Over-blocking a legitimate user is penalized just like missing a real attack. Hallucinated attribution accepted without verification is penalized just like wrong attribution. The scoring rubric explicitly disincentivizes “fire everything” responses and incentivizes the judgment students should develop over the course.
The integration map
| Day-5 Stage | Day-1 technique | Day-2 technique | Day-3 technique | Day-4 technique |
|---|---|---|---|---|
| 1 (Recon) | Embedding clustering of phishing precursors | — | — | Adversary agent network signatures |
| 2 (Deepfake BEC) | — | Workflow-gap detection, audio detector + threshold | — | — |
| 3 (NoraBot injection) | — | — | EchoLeak-class detector, guardrail telemetry, lethal trifecta audit | — |
| 4 (Mirror Twist) | — | — | — | Agent telemetry detection, action-criticality matrix, AI-SOC self-skepticism |
By Phase 4, all four prior days’ content is in play simultaneously.
Why this scenario, this scoring, this twist
The blueprint frames the design rationale (§9 of the course blueprint). The specific design decisions:
- Healthcare insurer (Verdancy Health) as target — high-stakes data (PHI, financial), realistic AI deployment (NoraBot customer-service copilot, “agentic AI SOC” the CISO publicly claimed). Substitutable across the three variants.
- PROMETHEUS-7 as adversary — financially motivated, agentic-AI-using, scraped the CISO’s conference talk to specifically target Verdancy’s AI SOC. The adversary’s knowledge of the defender’s stack is what makes the Mirror Twist plausible.
- 8-hour single-day format — long enough for genuine investigation and reporting; short enough to fit in a SANS course delivery slot. Compared to multi-day NetWars events, this is a tighter immersive exercise.

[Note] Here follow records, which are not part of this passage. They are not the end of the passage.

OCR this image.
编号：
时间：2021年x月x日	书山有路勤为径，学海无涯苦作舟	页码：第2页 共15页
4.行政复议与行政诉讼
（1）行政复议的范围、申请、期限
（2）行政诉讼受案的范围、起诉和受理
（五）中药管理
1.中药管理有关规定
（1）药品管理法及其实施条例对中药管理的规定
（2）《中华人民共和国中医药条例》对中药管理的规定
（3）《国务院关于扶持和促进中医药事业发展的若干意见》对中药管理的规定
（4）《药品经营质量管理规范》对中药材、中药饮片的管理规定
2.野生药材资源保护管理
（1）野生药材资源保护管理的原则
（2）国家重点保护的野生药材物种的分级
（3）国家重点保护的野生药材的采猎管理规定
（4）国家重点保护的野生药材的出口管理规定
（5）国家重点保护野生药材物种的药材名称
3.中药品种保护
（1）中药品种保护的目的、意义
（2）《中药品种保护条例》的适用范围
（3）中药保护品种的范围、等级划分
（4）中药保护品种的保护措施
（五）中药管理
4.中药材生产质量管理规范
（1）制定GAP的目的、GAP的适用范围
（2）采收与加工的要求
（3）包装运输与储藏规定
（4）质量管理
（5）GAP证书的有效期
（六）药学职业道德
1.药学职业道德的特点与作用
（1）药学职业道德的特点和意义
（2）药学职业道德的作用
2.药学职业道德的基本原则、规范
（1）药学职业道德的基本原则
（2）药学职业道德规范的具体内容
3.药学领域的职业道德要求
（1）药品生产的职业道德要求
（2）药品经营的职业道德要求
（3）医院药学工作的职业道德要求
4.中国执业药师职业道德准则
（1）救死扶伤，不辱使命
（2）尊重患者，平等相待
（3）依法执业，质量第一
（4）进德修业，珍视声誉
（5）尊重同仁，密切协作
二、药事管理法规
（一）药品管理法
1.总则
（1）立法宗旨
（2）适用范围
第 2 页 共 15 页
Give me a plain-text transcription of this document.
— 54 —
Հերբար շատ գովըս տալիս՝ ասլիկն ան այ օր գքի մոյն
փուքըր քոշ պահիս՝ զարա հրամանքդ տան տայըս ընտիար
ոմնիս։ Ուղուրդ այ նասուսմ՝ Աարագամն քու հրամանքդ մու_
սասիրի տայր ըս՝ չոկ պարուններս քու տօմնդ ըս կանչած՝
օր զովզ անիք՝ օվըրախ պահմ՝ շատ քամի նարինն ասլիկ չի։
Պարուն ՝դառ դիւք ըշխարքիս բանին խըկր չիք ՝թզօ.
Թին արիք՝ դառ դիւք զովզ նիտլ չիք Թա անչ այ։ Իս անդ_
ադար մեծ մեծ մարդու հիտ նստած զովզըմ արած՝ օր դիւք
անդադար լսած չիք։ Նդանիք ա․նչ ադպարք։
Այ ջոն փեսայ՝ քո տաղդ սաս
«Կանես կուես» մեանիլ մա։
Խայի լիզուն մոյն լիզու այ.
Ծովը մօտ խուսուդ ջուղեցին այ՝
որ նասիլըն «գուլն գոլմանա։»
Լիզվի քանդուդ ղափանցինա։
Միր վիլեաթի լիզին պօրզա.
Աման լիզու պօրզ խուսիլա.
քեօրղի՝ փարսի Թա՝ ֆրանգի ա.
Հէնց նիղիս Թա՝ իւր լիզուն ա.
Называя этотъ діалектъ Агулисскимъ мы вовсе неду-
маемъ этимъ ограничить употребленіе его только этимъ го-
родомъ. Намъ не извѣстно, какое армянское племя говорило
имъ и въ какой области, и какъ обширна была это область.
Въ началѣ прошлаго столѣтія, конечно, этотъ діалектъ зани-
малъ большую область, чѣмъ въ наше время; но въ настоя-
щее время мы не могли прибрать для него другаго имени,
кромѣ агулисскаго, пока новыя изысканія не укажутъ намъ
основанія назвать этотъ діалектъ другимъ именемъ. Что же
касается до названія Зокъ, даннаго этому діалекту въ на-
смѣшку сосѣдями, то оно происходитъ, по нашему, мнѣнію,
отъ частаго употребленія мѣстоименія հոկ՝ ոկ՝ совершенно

- 1000-point scoring with cascading penalty — missing earlier stages caps later-stage scores. Mirrors real IR: an undetected initial-access stage limits your ability to investigate the later stages effectively.
- 700-point pass bar — calibrated to give competent students a passing grade while leaving headroom (top 10% earn “Coin” recognition).
What students leave with
- Verified ability to operate the detector’s AI stack under time pressure against a realistic adversary
- A scored deliverable package they can include in their professional portfolio
- The specific debrief insight: AI in the SOC is a tool with failure modes, not a source of truth
- GIAC capstone credit (for students pursuing the certification)
- A SANS-Coin tier acknowledgment if they finish in the top 10%
Three variant scenarios available
For organizations running this course multiple times per year, three pre-built variants swap the org and the Stage-3 surface while preserving the four-stage kill-chain shape and the Mirror Twist. Details in Module 5.6. Instructor effort to swap variants: ~1 day of content reseeding.